Dynamics of productivity
- More sophisticated fixed costs and productivity
- Dynamics of productivity growth
- Implications
- Some simple correlations
More sophisticated fixed costs and productivity
What we can and will do now is embellish the basic structure we have in place to look more at how the dynamics of productivity growth work. The ultimate point is going to remain the same, but we’ll see that these basic intuitions survive a lot of variations on the theme. The basic assumptions made were not crucial.
The basic concept was that firms (or products or ideas) enter the market until their fixed cost offsets the operating profits firms can earn selling the products. That looked like this
\[f = \frac{s_{\pi}}{s_L} \theta \frac{L}{A}.\]Want to allow for $f$ to vary depending on conditions, and want to establish what happens when L and A are such that fixed costs are less than operating profits, or more than. That is, how does the economy get to the point where there are zero profits from entry?
We also want to think about how $A$ evolves according to the entry of firms. That was a black box in the sense that we said A went up with more firms because it only made sense if new firms were entering if they could do something better than others. How many firms? How much of an effect on A will that entry have?
First, let’s establish a few assumptions about how the world works. This first one makes more explicit how productivity is related to the number of entrants.
The change in productivity depends on the number of ideas/firms introduced, which depends in turn on the total amount of labor used for fixed costs, $L_R$, and the size of fixed costs per firm, $f$: \(dA = \theta\frac{L_R}{f}\)

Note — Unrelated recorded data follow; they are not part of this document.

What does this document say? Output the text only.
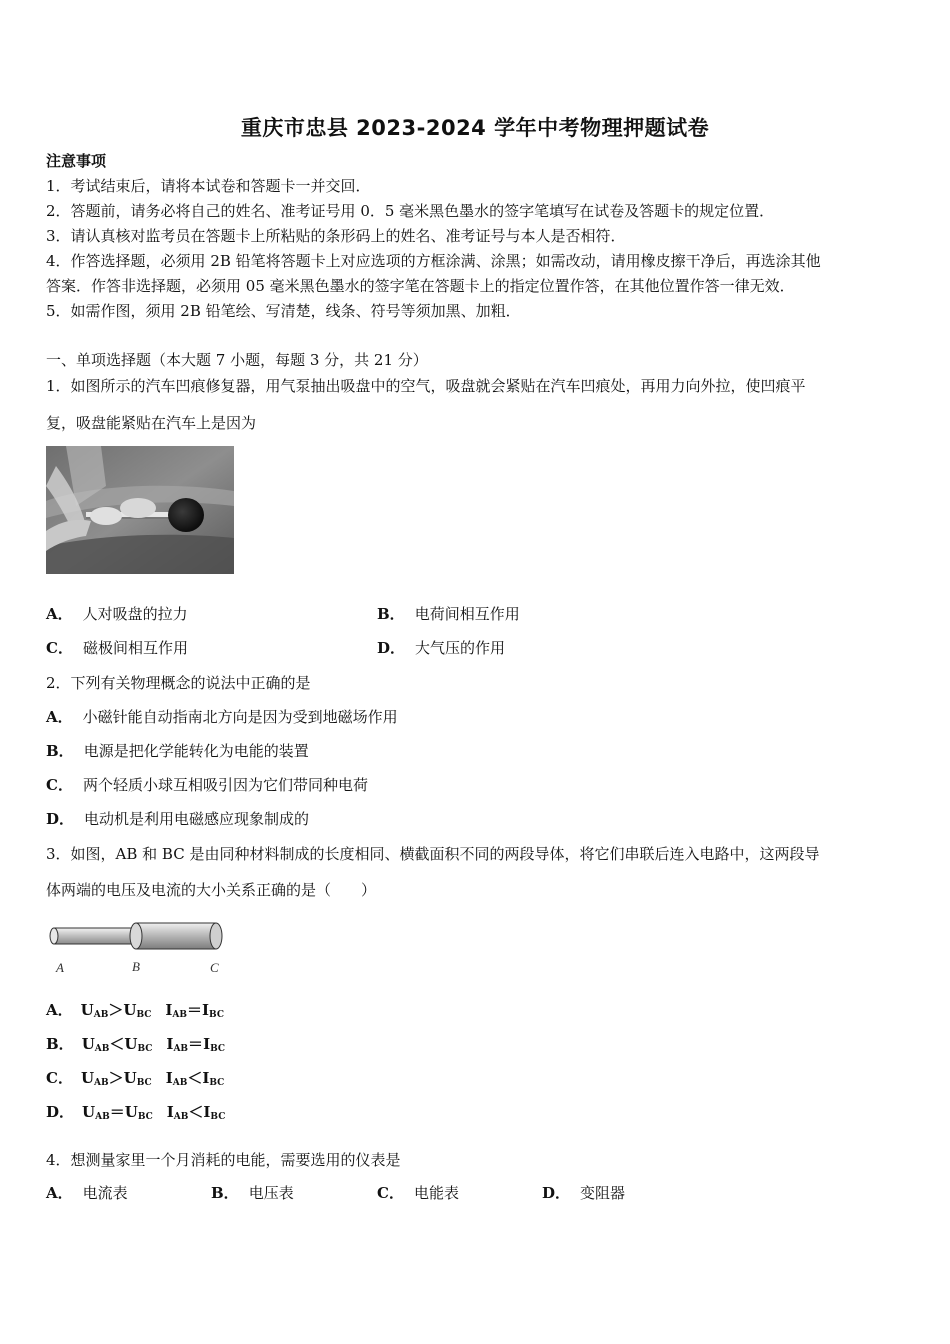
重庆市忠县 2023-2024 学年中考物理押题试卷
注意事项
1．考试结束后，请将本试卷和答题卡一并交回．
2．答题前，请务必将自己的姓名、准考证号用 0．5 毫米黑色墨水的签字笔填写在试卷及答题卡的规定位置．
3．请认真核对监考员在答题卡上所粘贴的条形码上的姓名、准考证号与本人是否相符．
4．作答选择题，必须用 2B 铅笔将答题卡上对应选项的方框涂满、涂黑；如需改动，请用橡皮擦干净后，再选涂其他
答案．作答非选择题，必须用 05 毫米黑色墨水的签字笔在答题卡上的指定位置作答，在其他位置作答一律无效．
5．如需作图，须用 2B 铅笔绘、写清楚，线条、符号等须加黑、加粗．
一、单项选择题（本大题 7 小题，每题 3 分，共 21 分）
1．如图所示的汽车凹痕修复器，用气泵抽出吸盘中的空气，吸盘就会紧贴在汽车凹痕处，再用力向外拉，使凹痕平
复，吸盘能紧贴在汽车上是因为
A． 人对吸盘的拉力	B． 电荷间相互作用
C． 磁极间相互作用	D． 大气压的作用
2．下列有关物理概念的说法中正确的是
A． 小磁针能自动指南北方向是因为受到地磁场作用
B． 电源是把化学能转化为电能的装置
C． 两个轻质小球互相吸引因为它们带同种电荷
D． 电动机是利用电磁感应现象制成的
3．如图，AB 和 BC 是由同种材料制成的长度相同、横截面积不同的两段导体，将它们串联后连入电路中，这两段导
体两端的电压及电流的大小关系正确的是（　　）
A	B	C
A． $U_{AB}>U_{BC}$ $I_{AB}=I_{BC}$
B． $U_{AB}<U_{BC}$ $I_{AB}=I_{BC}$
C． $U_{AB}>U_{BC}$ $I_{AB}<I_{BC}$
D． $U_{AB}=U_{BC}$ $I_{AB}<I_{BC}$
4．想测量家里一个月消耗的电能，需要选用的仪表是
A． 电流表	B． 电压表	C． 电能表	D． 变阻器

which says that the change in A, $dA$, is proportional to the number of new firms that enter, which is $L_R/f$. The value of $\theta$ just scales this relationship. Firms/ideas are not necessarily identical to A, but move up and down with it.

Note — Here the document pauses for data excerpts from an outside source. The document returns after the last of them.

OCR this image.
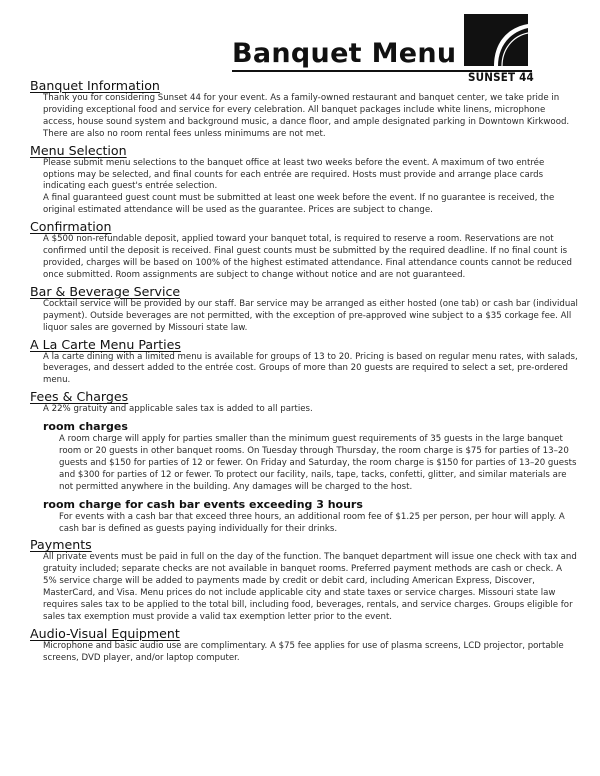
Banquet Menu
SUNSET 44
Banquet Information

Thank you for considering Sunset 44 for your event. As a family-owned restaurant and banquet center, we take pride in providing exceptional food and service for every celebration. All banquet packages include white linens, microphone access, house sound system and background music, a dance floor, and ample designated parking in Downtown Kirkwood. There are also no room rental fees unless minimums are not met.

Menu Selection

Please submit menu selections to the banquet office at least two weeks before the event. A maximum of two entrée options may be selected, and final counts for each entrée are required. Hosts must provide and arrange place cards indicating each guest's entrée selection.

A final guaranteed guest count must be submitted at least one week before the event. If no guarantee is received, the original estimated attendance will be used as the guarantee. Prices are subject to change.

Confirmation

A $500 non-refundable deposit, applied toward your banquet total, is required to reserve a room. Reservations are not confirmed until the deposit is received. Final guest counts must be submitted by the required deadline. If no final count is provided, charges will be based on 100% of the highest estimated attendance. Final attendance counts cannot be reduced once submitted. Room assignments are subject to change without notice and are not guaranteed.

Bar & Beverage Service

Cocktail service will be provided by our staff. Bar service may be arranged as either hosted (one tab) or cash bar (individual payment). Outside beverages are not permitted, with the exception of pre-approved wine subject to a $35 corkage fee. All liquor sales are governed by Missouri state law.

A La Carte Menu Parties

A la carte dining with a limited menu is available for groups of 13 to 20. Pricing is based on regular menu rates, with salads, beverages, and dessert added to the entrée cost. Groups of more than 20 guests are required to select a set, pre-ordered menu.

Fees & Charges

A 22% gratuity and applicable sales tax is added to all parties.

room charges

A room charge will apply for parties smaller than the minimum guest requirements of 35 guests in the large banquet room or 20 guests in other banquet rooms. On Tuesday through Thursday, the room charge is $75 for parties of 13–20 guests and $150 for parties of 12 or fewer. On Friday and Saturday, the room charge is $150 for parties of 13–20 guests and $300 for parties of 12 or fewer. To protect our facility, nails, tape, tacks, confetti, glitter, and similar materials are not permitted anywhere in the building. Any damages will be charged to the host.

room charge for cash bar events exceeding 3 hours

For events with a cash bar that exceed three hours, an additional room fee of $1.25 per person, per hour will apply. A cash bar is defined as guests paying individually for their drinks.

Payments

All private events must be paid in full on the day of the function. The banquet department will issue one check with tax and gratuity included; separate checks are not available in banquet rooms. Preferred payment methods are cash or check. A 5% service charge will be added to payments made by credit or debit card, including American Express, Discover, MasterCard, and Visa. Menu prices do not include applicable city and state taxes or service charges. Missouri state law requires sales tax to be applied to the total bill, including food, beverages, rentals, and service charges. Groups eligible for sales tax exemption must provide a valid tax exemption letter prior to the event.

Audio-Visual Equipment

Microphone and basic audio use are complimentary. A $75 fee applies for use of plasma screens, LCD projector, portable screens, DVD player, and/or laptop computer.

Then, we’re going to make a weird assumption about fixed costs, which is that they look like this
The size of fixed costs depends on both the number of workers covering fixed tasks and the size of productivity: \(f = \frac{L_R^{1-\lambda}}{A^{\phi}}\)

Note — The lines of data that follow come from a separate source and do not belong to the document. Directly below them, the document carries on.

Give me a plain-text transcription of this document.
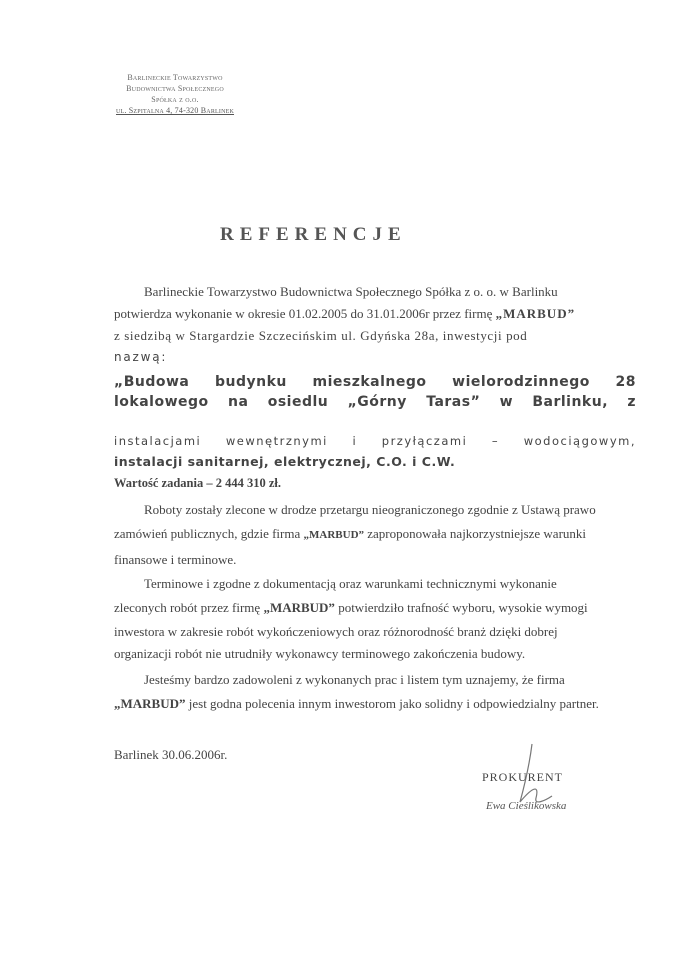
Barlineckie Towarzystwo
Budownictwa Społecznego
Spółka z o.o.
ul. Szpitalna 4, 74-320 Barlinek
REFERENCJE
Barlineckie Towarzystwo Budownictwa Społecznego Spółka z o. o. w Barlinku
potwierdza wykonanie w okresie 01.02.2005 do 31.01.2006r przez firmę „MARBUD”
z siedzibą w Stargardzie Szczecińskim ul. Gdyńska 28a, inwestycji pod
nazwą:
„Budowa budynku mieszkalnego wielorodzinnego 28
lokalowego na osiedlu „Górny Taras” w Barlinku, z
instalacjami wewnętrznymi i przyłączami – wodociągowym,
instalacji sanitarnej, elektrycznej, C.O. i C.W.
Wartość zadania – 2 444 310 zł.
Roboty zostały zlecone w drodze przetargu nieograniczonego zgodnie z Ustawą prawo
zamówień publicznych, gdzie firma „MARBUD” zaproponowała najkorzystniejsze warunki
finansowe i terminowe.
Terminowe i zgodne z dokumentacją oraz warunkami technicznymi wykonanie
zleconych robót przez firmę „MARBUD” potwierdziło trafność wyboru, wysokie wymogi
inwestora w zakresie robót wykończeniowych oraz różnorodność branż dzięki dobrej
organizacji robót nie utrudniły wykonawcy terminowego zakończenia budowy.
Jesteśmy bardzo zadowoleni z wykonanych prac i listem tym uznajemy, że firma
„MARBUD” jest godna polecenia innym inwestorom jako solidny i odpowiedzialny partner.
Barlinek 30.06.2006r.
PROKURENT
Ewa Cieślikowska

The important part here is that fixed costs are assumed to go up with $L_R$. The more people working on new ideas or building new locations out or whatever, the higher the fixed costs for all the firms. The value of $\lambda$ tells us how powerful this is, so it’s a measure of crowding. If $\lambda$ is about one, then there is no crowding, and if $\lambda$ goes to zero, there is a lot. You can think of this as measuring literal crowding, like bidding up costs for good locations, or duplication of efforts, or other things.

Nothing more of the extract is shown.